Abschiebung ins Fremde

Ende Oktober 2006 wurde die fünfköpfige Familie Thadchanamoorthy nach Sri Lanka abgeschoben. Eine Abschiebung, beispielhaft für alle, die täglich in der Bundesrepublik Deutschland stattfinden.

Kiddinan Thadchanamoorthy flüchtete 1994, seine Frau Menaka 1999 vor dem schwelenden Bürgerkrieg in Sri Lanka. Das Ehepaar stellte einen Asylantrag und lebte fortan im nordrhein-westfälischen Warendorf. Auch für ihr drei Kinder Apisan (8), Apirami (5) und Apinaeja (3), die alle in Deutschland zur Welt kamen, wurde ein solcher Antrag gestellt. Alle Anträge wurden abgelehnt.

Während des Aufenthalts in Warendorf integrierten sich die Thadchanamoorthys in die Gesellschaft: die Kinder besuchten den Kindergarten und die Schule, der Vater arbeitete und die Familie nahm am Gemeindeleben teil. Am 17. Oktober 2006 änderte sich dies schlagartig: Herr Thadchanamoorthy wurde - ohne etwas verbrochen zu haben - in das Abschiebegefängnis Büren gesperrt. Menaka wurde in das Gefängniskrankenhaus Fröndenberg gebracht - nachdem sie im Bürgerkrieg misshandelt wurde, leidet sie unter einem Trauma. Die drei Kinder - das jüngste wurde noch gestillt - wurden dem Jugendamt übergeben. Die ganze Familie wurde auseinander gerissen - mit Berufung auf das deutsche Ausländerrecht.

Ein Wiedersehen gab es erst im Flugzeug nach Sri Lanka - dem Land aus dem das Ehepaar geflohen war und das die drei Kinder noch nie gesehen hatten. Am 25. Oktober wurde die Familie abgeschoben - jedoch ohne Papiere. Zwar hatten die Behörden der Familie ein Visum für Sri Lanka besorgt, doch dies war auf den Flughafenbereich beschränkt. Ein Leben ohne gültige Ausweispapiere kann in dem Bürgerkriegsland tödlich sein. In den letzten Jahren verschärfte sich der Krieg zwischen der Regierung Sri Lankas und der tamilischen „Befreiungsbewegung". Auch die Familie Thadchanamoorthy gehört zur Bevölkerungsminderheit der Tamilen und ist daher einer erhöhten Gefahr ausgesetzt. Nicht selten kommt es zu willkürlichen Übergriffen und Verschleppungen von Tamilen durch Regierungstruppen und Polizei.

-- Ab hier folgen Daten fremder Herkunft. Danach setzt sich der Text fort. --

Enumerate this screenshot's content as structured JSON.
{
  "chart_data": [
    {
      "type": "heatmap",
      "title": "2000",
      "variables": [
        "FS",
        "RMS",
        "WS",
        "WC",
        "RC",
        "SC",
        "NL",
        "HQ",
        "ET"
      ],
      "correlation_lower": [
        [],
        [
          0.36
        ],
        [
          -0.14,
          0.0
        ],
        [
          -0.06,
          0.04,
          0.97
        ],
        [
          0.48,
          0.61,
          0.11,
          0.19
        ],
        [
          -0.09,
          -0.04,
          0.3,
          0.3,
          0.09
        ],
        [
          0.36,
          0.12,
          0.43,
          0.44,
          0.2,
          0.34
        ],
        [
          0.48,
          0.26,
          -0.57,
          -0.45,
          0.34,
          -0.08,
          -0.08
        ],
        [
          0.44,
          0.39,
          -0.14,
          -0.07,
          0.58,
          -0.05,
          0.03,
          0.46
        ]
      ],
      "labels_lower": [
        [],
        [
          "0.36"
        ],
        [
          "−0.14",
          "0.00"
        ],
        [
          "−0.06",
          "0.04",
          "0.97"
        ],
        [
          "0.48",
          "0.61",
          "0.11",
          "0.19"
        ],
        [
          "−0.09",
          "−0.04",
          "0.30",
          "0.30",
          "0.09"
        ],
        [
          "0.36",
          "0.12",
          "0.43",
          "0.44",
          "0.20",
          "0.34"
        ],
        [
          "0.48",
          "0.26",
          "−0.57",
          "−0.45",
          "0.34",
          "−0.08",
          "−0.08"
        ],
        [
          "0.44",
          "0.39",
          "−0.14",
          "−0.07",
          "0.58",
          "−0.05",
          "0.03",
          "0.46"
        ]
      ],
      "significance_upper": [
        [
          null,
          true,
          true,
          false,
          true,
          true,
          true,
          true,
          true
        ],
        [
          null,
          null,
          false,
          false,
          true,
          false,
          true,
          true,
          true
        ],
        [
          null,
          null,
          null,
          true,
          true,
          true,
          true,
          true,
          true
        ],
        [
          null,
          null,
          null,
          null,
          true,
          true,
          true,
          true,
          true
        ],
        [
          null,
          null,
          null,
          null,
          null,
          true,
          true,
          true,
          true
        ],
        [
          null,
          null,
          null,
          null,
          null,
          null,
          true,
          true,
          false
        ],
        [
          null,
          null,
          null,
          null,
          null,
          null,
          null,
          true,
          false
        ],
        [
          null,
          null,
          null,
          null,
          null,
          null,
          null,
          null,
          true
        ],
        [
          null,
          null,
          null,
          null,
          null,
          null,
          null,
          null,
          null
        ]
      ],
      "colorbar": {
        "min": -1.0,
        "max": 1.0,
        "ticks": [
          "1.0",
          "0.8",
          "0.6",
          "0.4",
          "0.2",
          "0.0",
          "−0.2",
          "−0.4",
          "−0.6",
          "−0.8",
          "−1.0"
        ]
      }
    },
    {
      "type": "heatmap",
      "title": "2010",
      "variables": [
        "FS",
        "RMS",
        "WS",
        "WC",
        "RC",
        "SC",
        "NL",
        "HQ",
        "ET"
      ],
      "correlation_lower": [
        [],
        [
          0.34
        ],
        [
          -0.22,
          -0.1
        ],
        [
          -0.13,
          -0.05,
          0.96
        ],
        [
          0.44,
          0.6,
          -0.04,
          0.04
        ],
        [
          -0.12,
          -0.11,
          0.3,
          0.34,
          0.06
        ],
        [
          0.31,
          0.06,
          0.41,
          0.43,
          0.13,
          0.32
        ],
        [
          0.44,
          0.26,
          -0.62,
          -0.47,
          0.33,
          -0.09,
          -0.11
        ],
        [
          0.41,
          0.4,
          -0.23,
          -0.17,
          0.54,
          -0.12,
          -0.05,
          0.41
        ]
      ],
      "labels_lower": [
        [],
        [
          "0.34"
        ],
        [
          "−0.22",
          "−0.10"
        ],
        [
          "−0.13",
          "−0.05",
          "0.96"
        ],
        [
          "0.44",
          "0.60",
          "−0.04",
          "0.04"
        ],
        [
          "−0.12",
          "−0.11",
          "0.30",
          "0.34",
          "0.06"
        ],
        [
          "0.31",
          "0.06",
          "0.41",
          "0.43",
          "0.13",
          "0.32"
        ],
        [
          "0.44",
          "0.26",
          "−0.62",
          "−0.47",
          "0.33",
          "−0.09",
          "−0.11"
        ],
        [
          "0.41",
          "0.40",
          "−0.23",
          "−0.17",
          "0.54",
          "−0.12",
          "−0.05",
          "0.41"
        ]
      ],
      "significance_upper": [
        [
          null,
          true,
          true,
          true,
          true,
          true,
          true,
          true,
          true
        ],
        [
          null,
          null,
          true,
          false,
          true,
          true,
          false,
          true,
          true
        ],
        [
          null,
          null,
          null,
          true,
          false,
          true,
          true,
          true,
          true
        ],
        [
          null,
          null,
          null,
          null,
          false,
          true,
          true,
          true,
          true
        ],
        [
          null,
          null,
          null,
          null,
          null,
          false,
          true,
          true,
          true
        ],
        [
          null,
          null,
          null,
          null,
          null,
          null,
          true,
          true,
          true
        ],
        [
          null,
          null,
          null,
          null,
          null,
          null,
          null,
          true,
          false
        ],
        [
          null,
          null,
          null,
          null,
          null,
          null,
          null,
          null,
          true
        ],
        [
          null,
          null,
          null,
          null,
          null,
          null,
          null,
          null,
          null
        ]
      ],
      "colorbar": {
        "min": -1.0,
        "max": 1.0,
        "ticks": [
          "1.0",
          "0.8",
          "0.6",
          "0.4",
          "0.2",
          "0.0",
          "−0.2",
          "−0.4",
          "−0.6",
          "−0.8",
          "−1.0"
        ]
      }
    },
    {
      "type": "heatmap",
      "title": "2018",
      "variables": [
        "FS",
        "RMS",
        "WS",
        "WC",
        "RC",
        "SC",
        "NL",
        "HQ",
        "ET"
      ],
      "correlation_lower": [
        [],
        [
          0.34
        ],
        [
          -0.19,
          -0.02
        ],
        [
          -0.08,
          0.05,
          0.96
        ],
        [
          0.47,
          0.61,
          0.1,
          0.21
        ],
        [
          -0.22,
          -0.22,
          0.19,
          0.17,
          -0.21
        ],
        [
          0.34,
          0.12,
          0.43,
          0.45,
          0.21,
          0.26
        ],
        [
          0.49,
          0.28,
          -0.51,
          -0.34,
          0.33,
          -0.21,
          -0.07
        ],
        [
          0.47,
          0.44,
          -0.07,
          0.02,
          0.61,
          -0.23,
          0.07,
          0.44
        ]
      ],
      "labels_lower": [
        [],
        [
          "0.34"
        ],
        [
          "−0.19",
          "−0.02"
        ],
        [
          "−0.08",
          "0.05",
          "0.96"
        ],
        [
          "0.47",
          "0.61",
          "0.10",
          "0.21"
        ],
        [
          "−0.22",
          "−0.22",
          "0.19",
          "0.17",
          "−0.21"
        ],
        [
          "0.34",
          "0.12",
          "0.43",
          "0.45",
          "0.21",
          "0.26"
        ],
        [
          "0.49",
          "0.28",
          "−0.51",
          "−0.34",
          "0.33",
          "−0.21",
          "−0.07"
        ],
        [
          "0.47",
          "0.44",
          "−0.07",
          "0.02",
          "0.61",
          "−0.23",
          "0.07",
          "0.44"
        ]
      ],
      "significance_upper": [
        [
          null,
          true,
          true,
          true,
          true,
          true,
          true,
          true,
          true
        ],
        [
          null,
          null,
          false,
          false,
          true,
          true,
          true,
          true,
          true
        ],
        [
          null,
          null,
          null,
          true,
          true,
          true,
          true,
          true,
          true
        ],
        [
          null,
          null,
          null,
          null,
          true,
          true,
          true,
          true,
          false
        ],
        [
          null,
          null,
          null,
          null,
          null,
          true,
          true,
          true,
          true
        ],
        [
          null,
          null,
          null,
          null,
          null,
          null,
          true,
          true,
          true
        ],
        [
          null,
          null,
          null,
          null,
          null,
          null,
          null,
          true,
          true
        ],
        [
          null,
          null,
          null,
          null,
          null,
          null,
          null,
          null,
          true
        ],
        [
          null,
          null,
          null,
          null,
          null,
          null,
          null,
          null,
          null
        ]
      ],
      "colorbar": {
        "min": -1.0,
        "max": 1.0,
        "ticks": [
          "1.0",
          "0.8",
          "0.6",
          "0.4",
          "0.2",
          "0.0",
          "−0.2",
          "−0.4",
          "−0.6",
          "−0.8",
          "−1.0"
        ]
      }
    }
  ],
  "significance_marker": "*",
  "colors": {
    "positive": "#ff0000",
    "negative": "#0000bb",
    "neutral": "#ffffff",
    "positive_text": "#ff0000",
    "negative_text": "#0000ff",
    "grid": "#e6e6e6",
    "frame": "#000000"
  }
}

Hilfe, Betreuung und Beratung fand die Familie bei einer Ordensgemeinschaft. Der gesundheitliche und seelische Zustand der abgeschobenen Familie verschlimmerte sich jedoch drastisch. Allein die Umstellung auf das Klima und das Essen machten der Familie zu schaffen - besonders den Kindern, die noch nie zuvor in Sri Lanka waren. Die Ordensschwestern konnten eine Unterkunft für die Familie in Nähe des Ordenshauses finden - ein spärlich eingerichteter Raum. Engagierte Personen und Freunde aus Deutschland unterstützten die Familie mit Spenden und Hilfspaketen. Außerdem verdient die Familie ein wenig Geld mit selbst genähten Textilien.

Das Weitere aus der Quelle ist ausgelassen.